Paul nimmt mir unheimlich viel ab. Er kümmert sich nicht nur um den Hund, sondern im gleichen Sinne um unsrige Sozialkontakte, für jedes die ich im Moment wirklich keine Zeit mehr habe. Und man möchte ja nicht am Finale jener weltweite Seuche ohne Freunde dastehen.

Gab es zusammensetzen Moment, in dem Sie gedacht nach sich ziehen: “Stopp, ich muss hier einen Schlussstrich setzen”?

Welche Momente gab es schon. Vor allem nachdem Heinsberg habe ich überlegt, ob ich dasjenige so weiter zeugen will.
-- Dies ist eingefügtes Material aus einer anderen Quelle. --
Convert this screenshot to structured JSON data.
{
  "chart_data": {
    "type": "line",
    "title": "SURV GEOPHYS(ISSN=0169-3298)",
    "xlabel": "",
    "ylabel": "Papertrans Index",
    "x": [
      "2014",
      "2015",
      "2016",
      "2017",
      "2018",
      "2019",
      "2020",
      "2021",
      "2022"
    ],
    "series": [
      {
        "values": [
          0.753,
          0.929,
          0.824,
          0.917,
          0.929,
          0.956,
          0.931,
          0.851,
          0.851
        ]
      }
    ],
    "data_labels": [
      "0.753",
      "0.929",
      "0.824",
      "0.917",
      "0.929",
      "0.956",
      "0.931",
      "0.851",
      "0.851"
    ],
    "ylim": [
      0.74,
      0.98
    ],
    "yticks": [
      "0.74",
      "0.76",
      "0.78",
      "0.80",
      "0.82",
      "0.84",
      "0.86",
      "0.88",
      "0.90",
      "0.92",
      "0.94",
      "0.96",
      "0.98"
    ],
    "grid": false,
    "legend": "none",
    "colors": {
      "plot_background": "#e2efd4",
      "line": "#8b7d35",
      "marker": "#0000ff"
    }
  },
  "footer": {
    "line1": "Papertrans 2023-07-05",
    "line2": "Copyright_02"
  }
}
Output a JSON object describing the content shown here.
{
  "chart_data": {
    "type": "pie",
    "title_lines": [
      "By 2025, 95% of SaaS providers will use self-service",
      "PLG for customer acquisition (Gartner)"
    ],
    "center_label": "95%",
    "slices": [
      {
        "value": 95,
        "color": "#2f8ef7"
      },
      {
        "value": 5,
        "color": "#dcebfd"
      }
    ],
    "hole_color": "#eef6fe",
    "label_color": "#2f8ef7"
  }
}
Vor allem, wenn man versucht hat, irgendetwas beizutragen und zu helfen und dann so angegangen wird – dasjenige ist irgendetwas, welches ich nicht verstanden habe. Selbst finde es richtig, dass ich nichts gemacht habe. Wenn man bewirkt, dass man sich differenziert und qualifiziert äußert und dasjenige zusammensetzen Shitstorm generiert, dann nehme ich dasjenige in Kauf. Selbst bin jener Meinung, dass eine differenzierte Meinung wichtig ist in jener weltweite Seuche.

Gab es irgendetwas in Bezug hinauf Heinsberg, von dem Sie heute sagen würden, dasjenige würde ich nicht nochmal so zeugen?

Retrospektiv war die zurückbegleitend durch die PR-Vertretung Storymachine ein Fehler, weil dasjenige von jener Sache nicht bei der Sache hat. Die Intention war gut. Wir wollten dem Landsmann die Möglichkeit spendieren, uns zusammen mit jener Studie zuzuschauen. Dass dasjenige divergent wahrgenommen wurde, wussten wir vorher nicht. Genug damit Fehlern lernt man.

Welches ist dasjenige größte Learning für jedes Sie?

Wie die Medien funzen. Vieles ist subjektiver qua man denkt. Wenn man zusammensetzen Versteckspiel liest, jener sehr vorurteilsfrei klingt, ist er doch in vielen Bereichen im gleichen Sinne subjektiv geprägt.

Mit Hendrik Streeck sprach Liv von Boetticher

Dies Interview können Sie heute Abend ab 22.15 Uhr zusammen mit RTL “Extra” sehen.